The Prince’s Foundation for the Built Environment has four main areas of activity. The Design Operation works on live projects that are largely funded by the project promoter or developer. Its specialism is urban planning, particularly regeneration of failing communities, urban extensions and public transport-related development strategies. The Education Department run education events, including workshops and seminars, and are developing a Graduate Fellows programme and an MSc in Sustainable Urbanism. The Design Theory Department offers architectural advice on individual buildings, including those organisations which enjoy HRH The Prince of Wales’s patronage. The Chief Executive’s team run an extensive public affairs programme of conferences, policy, advocacy work, speaking engagements, and research and it also holds the PR function for the Organisation.
At the heart of the mission of The PFBE is the principle that we must heed the lessons of traditional place-making in new architecture and planning. This is a departure from the thinking of most mainstream architecture and planning education which still promotes modernist style architecture and zoned town development in which residential areas are separated from shops, schools, places of work and leisure. Inevitably, such patterns of development lead to car dependency and are not environmentally sustainable. Instead, The Foundation promotes traditional urbanism in which uses are interspersed, and align with, a clear street hierarchy in which it is easy to find one’s way about on foot or by using public transport. It promotes reasonable population densities to limit urban sprawl, strong links to context in architectural style and building materials, as well as the incorporation of green space, through private gardens, parks and leisure areas.

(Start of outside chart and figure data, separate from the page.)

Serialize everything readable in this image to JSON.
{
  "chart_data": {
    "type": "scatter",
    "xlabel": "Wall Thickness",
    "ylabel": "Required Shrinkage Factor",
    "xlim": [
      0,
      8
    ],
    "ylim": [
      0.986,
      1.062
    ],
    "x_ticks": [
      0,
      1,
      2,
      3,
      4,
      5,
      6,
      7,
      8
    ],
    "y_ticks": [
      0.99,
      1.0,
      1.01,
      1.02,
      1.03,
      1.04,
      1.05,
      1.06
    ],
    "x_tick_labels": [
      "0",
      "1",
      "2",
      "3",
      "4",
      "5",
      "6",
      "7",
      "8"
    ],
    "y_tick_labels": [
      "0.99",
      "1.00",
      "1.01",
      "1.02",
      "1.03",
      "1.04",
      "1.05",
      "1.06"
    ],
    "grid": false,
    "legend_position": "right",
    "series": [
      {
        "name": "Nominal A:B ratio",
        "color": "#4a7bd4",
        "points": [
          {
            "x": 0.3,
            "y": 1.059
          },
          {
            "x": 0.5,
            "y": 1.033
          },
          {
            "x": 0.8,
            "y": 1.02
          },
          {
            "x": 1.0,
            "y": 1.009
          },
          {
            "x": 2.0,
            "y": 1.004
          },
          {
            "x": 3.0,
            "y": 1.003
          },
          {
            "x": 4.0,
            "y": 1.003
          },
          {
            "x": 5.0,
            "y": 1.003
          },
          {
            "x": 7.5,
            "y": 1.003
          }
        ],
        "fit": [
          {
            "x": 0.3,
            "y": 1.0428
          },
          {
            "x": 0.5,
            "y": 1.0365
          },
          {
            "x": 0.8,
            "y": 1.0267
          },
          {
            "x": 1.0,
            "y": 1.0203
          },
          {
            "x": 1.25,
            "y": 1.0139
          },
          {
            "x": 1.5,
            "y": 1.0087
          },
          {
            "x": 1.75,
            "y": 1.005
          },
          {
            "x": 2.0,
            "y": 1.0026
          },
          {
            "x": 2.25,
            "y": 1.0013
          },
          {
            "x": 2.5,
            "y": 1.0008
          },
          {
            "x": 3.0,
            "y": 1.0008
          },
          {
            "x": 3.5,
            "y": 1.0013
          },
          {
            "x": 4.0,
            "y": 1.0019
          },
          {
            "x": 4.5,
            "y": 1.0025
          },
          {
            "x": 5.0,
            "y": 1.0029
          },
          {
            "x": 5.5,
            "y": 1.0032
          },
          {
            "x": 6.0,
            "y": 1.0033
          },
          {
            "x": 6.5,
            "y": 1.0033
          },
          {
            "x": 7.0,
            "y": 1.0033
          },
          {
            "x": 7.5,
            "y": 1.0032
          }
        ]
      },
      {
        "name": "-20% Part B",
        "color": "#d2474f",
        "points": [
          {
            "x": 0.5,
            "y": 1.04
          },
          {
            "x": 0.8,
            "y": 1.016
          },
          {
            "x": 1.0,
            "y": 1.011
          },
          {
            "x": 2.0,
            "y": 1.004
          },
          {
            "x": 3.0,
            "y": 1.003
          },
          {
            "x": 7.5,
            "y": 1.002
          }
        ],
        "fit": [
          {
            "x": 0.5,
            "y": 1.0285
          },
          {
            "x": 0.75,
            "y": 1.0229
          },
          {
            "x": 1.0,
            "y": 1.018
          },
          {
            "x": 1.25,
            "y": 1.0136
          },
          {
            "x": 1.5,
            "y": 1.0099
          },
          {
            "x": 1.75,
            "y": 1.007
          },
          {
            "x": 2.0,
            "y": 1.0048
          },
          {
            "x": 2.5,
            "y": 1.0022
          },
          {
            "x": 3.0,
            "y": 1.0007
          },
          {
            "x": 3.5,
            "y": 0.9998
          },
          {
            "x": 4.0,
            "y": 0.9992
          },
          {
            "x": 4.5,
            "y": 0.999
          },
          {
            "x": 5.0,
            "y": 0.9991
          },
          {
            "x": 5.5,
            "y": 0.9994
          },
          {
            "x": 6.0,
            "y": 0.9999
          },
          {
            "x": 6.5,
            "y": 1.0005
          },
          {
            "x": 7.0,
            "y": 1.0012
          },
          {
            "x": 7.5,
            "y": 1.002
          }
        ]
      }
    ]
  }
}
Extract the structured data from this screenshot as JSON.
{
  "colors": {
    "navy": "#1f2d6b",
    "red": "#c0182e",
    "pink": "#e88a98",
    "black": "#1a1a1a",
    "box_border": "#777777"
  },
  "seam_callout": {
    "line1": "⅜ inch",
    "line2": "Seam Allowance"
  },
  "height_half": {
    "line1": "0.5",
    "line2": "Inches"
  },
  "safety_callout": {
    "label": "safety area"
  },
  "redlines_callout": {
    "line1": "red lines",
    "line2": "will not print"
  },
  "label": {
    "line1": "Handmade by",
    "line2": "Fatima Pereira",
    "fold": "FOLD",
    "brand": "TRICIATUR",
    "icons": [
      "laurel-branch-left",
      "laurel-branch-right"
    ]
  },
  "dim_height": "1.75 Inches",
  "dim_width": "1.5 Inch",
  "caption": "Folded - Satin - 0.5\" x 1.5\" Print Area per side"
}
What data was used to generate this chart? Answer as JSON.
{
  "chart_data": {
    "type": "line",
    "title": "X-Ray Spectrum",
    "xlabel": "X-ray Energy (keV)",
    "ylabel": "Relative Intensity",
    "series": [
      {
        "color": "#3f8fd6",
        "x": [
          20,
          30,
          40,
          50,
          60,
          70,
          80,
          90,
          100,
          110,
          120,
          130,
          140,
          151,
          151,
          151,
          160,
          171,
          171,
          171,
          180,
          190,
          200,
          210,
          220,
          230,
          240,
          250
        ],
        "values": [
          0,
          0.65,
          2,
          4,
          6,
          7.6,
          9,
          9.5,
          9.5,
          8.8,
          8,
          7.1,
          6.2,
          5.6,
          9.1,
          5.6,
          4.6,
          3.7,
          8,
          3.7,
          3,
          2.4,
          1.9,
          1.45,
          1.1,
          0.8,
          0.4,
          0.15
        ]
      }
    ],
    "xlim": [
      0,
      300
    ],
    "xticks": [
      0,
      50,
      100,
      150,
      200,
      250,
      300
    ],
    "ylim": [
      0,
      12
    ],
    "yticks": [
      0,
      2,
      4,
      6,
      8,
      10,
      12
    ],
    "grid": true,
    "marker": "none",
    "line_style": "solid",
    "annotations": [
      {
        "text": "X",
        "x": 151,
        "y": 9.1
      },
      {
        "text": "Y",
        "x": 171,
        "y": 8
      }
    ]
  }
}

Whilst The Foundation does not lobby Government, it enjoys active collaborations with various departments and agencies, including CLG, English Partnerships, CABE (the Commission for Architecture and the Built Environment), and many professional bodies, private and plc developers, landowners, locally elected officials and planners. Increasingly, it has an international remit with the establishment of regeneration projects in Jamaica and Sierra Leone, and opportunities to influence new build in Saudi Arabia, India, and the Far East.